Violence in garments belt
The garment workers again erupted into violence at the Ashulia flashpoint in Savar on Monday leading to pitched battles between police and workers and hours-long blockade on the Dhaka-Tangail highway.
In the backlash, more than a hundred garment units including the particular factory where the unrest started have suspended their production. It has made the workers' life uncertain as well as may have cast its shadow over RMG export from an entire industrial belt.
It may be recalled here that the government, following a severe and long-drawn workers' strike with attendant violence demanding minimum wage that about crippled the industry, had finally intervened and settled the matter three years ago.
The minimum wage set at Tk. 3000 from November 2010 up from a mere Tk. 1662, has been generally complied with. The three-year cap is almost coming to an end. Now is the time to start negotiating a salary raise through discussion among stakeholders.
However, we have to say that the violence breaking out from time to time points to some deeper malaise that will have to be addressed squarely given the seminal importance of this export earning sector.

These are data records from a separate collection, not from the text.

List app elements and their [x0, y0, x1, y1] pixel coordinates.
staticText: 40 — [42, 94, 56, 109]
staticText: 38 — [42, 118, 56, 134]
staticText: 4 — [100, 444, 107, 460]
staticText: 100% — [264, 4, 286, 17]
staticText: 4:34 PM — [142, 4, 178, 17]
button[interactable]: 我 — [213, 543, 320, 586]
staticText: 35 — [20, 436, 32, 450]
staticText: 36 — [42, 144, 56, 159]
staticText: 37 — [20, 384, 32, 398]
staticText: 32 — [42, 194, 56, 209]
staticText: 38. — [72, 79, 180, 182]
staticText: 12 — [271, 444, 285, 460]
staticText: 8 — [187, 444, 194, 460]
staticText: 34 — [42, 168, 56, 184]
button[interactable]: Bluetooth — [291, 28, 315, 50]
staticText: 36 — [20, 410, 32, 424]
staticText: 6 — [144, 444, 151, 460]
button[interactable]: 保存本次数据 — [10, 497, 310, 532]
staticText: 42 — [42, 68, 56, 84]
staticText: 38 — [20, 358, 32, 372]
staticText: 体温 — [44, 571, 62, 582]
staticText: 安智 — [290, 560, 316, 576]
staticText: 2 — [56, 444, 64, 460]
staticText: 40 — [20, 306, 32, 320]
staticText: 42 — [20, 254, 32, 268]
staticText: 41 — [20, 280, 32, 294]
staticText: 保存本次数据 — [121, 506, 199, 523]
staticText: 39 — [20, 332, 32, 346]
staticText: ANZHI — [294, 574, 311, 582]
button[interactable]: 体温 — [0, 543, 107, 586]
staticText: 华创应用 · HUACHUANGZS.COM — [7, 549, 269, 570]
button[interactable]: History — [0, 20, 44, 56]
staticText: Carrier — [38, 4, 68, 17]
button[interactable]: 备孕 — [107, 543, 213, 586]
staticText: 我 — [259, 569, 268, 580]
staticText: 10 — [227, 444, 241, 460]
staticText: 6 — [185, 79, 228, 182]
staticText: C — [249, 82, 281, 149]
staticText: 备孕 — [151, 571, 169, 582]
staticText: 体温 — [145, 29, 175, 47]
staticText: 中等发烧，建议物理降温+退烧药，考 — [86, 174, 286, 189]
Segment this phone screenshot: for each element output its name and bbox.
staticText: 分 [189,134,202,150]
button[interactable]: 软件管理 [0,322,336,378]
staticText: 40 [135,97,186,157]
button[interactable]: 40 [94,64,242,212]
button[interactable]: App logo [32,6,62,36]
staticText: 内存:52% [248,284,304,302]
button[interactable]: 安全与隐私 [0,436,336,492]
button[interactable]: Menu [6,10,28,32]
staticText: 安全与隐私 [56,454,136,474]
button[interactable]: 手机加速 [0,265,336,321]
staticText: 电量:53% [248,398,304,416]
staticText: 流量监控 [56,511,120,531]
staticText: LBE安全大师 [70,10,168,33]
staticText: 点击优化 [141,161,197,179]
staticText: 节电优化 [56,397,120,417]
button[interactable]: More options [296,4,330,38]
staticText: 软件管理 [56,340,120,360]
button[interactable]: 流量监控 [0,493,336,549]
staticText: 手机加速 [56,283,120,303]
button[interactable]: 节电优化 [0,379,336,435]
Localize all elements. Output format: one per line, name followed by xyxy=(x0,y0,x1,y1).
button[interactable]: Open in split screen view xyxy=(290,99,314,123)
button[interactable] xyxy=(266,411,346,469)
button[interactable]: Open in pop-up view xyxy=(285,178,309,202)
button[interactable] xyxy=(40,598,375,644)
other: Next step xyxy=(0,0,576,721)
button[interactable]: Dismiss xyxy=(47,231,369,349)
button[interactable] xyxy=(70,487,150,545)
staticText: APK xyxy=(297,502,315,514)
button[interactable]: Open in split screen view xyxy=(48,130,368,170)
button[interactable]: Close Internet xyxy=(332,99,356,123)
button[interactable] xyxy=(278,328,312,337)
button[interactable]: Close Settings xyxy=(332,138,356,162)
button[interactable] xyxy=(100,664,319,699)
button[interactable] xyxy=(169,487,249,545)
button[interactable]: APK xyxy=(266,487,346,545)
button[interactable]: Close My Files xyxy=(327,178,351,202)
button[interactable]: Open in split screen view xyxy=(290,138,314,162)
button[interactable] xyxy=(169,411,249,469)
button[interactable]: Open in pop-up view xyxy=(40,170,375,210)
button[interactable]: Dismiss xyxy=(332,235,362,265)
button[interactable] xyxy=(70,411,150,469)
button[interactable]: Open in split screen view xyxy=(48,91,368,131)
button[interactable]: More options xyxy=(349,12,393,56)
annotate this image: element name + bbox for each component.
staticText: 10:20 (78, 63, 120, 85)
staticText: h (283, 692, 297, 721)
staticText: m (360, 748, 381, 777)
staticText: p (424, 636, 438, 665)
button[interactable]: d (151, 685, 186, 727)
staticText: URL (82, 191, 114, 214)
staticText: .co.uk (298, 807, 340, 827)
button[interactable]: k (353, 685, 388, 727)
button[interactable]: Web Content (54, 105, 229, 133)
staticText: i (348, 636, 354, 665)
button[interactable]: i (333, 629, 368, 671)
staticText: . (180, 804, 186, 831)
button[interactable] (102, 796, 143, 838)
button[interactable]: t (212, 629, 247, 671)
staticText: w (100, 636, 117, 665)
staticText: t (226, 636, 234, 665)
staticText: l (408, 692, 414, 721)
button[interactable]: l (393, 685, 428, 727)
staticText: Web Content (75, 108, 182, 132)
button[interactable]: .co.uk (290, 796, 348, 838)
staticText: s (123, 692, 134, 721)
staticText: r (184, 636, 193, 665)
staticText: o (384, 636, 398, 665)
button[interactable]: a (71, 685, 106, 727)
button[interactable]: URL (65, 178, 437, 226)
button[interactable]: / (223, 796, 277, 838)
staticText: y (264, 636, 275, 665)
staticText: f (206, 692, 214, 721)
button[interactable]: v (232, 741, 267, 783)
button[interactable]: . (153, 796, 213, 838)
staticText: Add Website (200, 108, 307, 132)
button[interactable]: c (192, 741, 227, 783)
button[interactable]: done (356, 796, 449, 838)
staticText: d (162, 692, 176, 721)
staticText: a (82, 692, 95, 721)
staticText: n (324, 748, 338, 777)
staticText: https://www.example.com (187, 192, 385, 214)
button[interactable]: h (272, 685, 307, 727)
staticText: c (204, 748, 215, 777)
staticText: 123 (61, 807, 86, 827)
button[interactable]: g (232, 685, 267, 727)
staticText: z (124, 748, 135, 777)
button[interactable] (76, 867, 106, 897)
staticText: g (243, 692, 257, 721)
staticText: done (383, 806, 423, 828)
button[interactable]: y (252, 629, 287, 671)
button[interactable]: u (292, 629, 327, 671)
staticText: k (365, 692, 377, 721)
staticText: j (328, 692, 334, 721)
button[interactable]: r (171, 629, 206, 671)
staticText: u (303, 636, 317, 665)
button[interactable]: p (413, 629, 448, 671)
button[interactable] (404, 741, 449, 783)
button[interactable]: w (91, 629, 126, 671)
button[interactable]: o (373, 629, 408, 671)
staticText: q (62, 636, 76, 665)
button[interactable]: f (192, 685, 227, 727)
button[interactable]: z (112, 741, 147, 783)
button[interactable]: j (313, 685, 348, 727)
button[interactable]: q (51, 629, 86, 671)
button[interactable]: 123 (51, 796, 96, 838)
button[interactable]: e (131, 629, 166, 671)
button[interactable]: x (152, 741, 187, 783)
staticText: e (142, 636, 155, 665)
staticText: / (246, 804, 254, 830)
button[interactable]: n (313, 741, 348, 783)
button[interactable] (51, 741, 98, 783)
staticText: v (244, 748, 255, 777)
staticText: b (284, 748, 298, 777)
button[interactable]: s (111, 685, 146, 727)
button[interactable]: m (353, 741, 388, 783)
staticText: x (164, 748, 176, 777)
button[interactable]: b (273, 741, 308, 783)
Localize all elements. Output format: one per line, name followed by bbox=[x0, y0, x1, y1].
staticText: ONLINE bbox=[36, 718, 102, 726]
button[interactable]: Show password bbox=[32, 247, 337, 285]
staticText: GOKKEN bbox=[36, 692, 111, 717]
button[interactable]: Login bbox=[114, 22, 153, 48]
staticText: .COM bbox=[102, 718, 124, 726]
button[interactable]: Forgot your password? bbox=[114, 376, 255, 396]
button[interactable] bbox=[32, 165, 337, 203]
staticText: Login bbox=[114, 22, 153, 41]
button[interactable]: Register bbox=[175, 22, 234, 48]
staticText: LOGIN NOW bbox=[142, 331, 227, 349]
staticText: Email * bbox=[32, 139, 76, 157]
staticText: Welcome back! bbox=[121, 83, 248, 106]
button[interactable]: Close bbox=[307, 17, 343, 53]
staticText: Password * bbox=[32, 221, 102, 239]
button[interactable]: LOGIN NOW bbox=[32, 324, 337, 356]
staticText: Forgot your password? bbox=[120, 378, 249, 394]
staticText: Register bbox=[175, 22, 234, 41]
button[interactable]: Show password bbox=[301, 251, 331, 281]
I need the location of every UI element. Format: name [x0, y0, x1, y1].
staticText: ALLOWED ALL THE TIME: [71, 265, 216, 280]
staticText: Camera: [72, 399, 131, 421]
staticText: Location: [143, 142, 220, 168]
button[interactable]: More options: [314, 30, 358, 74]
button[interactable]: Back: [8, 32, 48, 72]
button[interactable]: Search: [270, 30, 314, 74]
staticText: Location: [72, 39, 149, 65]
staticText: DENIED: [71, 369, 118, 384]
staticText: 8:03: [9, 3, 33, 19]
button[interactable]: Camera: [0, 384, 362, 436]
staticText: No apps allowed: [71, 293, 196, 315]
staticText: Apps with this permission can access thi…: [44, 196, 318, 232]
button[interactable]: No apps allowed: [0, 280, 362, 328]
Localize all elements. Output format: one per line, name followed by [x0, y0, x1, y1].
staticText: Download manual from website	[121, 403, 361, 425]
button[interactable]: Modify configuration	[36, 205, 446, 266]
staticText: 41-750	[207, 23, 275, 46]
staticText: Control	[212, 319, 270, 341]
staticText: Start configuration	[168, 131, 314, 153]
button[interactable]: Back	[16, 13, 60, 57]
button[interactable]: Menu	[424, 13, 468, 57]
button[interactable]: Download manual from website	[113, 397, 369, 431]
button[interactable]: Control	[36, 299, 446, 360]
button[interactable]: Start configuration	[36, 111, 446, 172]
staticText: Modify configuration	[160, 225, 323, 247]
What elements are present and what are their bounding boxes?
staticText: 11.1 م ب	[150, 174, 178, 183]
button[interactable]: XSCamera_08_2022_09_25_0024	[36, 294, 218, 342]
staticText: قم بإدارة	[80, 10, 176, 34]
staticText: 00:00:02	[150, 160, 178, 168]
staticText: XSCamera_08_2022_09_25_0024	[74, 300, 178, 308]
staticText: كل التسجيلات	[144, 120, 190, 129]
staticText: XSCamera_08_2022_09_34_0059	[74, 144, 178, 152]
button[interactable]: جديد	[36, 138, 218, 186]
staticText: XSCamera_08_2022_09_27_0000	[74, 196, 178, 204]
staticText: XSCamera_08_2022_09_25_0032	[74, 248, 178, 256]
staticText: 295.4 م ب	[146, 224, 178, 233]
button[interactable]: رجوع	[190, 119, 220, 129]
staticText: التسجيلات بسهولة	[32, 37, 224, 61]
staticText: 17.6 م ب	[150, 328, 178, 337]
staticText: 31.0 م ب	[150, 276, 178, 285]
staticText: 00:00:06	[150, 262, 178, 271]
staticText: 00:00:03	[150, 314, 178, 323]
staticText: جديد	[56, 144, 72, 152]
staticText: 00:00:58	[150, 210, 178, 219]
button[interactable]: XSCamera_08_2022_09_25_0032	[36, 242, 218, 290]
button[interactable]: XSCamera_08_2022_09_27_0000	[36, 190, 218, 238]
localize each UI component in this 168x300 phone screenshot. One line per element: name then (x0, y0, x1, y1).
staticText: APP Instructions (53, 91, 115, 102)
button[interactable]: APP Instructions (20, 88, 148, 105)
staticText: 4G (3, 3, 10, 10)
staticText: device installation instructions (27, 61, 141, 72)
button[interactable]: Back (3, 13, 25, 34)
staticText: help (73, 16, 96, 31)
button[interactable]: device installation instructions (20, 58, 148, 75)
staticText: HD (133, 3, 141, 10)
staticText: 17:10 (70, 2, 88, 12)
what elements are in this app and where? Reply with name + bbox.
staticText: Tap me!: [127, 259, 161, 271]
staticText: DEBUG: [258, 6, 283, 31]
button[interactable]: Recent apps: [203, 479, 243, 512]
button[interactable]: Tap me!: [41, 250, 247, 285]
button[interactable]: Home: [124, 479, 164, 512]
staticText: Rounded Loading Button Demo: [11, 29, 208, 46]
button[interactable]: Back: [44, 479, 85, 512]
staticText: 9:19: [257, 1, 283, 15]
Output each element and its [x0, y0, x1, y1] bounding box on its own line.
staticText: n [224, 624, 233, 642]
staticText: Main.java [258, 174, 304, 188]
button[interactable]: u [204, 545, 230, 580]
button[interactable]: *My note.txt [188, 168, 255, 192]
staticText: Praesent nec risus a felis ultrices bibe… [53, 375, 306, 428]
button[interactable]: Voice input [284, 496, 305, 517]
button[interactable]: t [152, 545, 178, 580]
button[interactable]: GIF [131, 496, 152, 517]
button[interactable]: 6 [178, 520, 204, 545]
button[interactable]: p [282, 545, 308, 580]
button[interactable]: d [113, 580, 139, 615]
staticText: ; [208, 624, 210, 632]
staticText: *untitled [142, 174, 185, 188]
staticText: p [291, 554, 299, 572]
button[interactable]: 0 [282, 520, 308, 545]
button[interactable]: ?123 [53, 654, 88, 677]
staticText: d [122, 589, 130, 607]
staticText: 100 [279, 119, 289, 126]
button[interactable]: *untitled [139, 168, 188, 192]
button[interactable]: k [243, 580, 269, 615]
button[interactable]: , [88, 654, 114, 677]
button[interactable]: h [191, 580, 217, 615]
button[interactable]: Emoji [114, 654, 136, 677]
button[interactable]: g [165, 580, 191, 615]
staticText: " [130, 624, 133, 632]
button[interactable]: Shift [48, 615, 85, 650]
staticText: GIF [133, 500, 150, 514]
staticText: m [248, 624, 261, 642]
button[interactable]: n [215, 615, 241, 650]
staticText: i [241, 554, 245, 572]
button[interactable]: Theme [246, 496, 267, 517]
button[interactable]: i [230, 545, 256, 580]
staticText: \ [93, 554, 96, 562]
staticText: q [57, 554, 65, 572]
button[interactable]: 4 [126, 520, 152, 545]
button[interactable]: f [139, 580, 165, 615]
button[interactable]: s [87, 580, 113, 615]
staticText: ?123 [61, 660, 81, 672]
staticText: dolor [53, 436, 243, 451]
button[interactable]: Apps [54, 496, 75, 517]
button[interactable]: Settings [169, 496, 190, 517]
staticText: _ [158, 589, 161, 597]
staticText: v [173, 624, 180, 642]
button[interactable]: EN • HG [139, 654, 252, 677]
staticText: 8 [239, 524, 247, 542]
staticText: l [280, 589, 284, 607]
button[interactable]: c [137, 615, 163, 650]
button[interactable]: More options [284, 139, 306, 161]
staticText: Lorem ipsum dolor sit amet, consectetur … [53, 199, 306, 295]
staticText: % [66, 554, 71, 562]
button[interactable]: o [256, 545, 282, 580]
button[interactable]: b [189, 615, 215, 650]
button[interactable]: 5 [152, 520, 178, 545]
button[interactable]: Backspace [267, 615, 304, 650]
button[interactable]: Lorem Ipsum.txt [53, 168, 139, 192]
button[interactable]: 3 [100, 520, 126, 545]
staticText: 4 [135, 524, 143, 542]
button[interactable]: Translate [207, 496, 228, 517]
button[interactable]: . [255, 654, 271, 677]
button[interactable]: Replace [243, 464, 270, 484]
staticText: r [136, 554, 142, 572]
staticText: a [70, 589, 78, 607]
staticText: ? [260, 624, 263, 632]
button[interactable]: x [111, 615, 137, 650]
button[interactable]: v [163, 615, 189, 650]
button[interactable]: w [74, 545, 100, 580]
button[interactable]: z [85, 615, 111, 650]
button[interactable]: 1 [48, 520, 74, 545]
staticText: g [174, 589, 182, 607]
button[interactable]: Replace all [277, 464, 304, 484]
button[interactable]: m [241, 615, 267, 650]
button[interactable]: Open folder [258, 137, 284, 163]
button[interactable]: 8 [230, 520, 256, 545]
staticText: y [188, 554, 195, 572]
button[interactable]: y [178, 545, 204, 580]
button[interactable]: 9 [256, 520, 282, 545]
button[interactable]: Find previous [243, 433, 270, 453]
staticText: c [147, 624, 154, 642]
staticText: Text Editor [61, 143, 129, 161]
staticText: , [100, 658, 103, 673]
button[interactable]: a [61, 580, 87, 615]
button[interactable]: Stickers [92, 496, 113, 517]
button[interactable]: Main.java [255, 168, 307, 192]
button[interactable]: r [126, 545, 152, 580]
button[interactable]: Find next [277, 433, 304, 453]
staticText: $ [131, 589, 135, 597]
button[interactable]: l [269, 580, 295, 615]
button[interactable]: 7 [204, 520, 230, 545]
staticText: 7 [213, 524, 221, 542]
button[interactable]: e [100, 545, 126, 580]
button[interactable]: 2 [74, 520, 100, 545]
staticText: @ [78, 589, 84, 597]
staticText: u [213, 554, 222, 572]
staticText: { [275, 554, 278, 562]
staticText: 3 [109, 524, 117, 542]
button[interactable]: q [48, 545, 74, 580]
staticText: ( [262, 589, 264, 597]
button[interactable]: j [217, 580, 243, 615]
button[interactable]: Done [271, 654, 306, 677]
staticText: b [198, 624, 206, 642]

Since all the factories of the Ashulia belt become directly affected by workers unrest starting from any single factory, the government needs to look into the matter seriously. The government should mount an investigation to find the root cause and resolve it one and for all.
Also, all other issues like the labour leader Aminul Islam's disappearance and murder, workers' rights and so on having a bearing on the overseas market of RMG products are clamouring for urgent attention and matching action from the government.
Let's not forget that the RMG sector faces the prospect of declining demand in our markets in the West. At a time like this, the government, garment industry leaders, management and workers must put their heads together to set their house in order.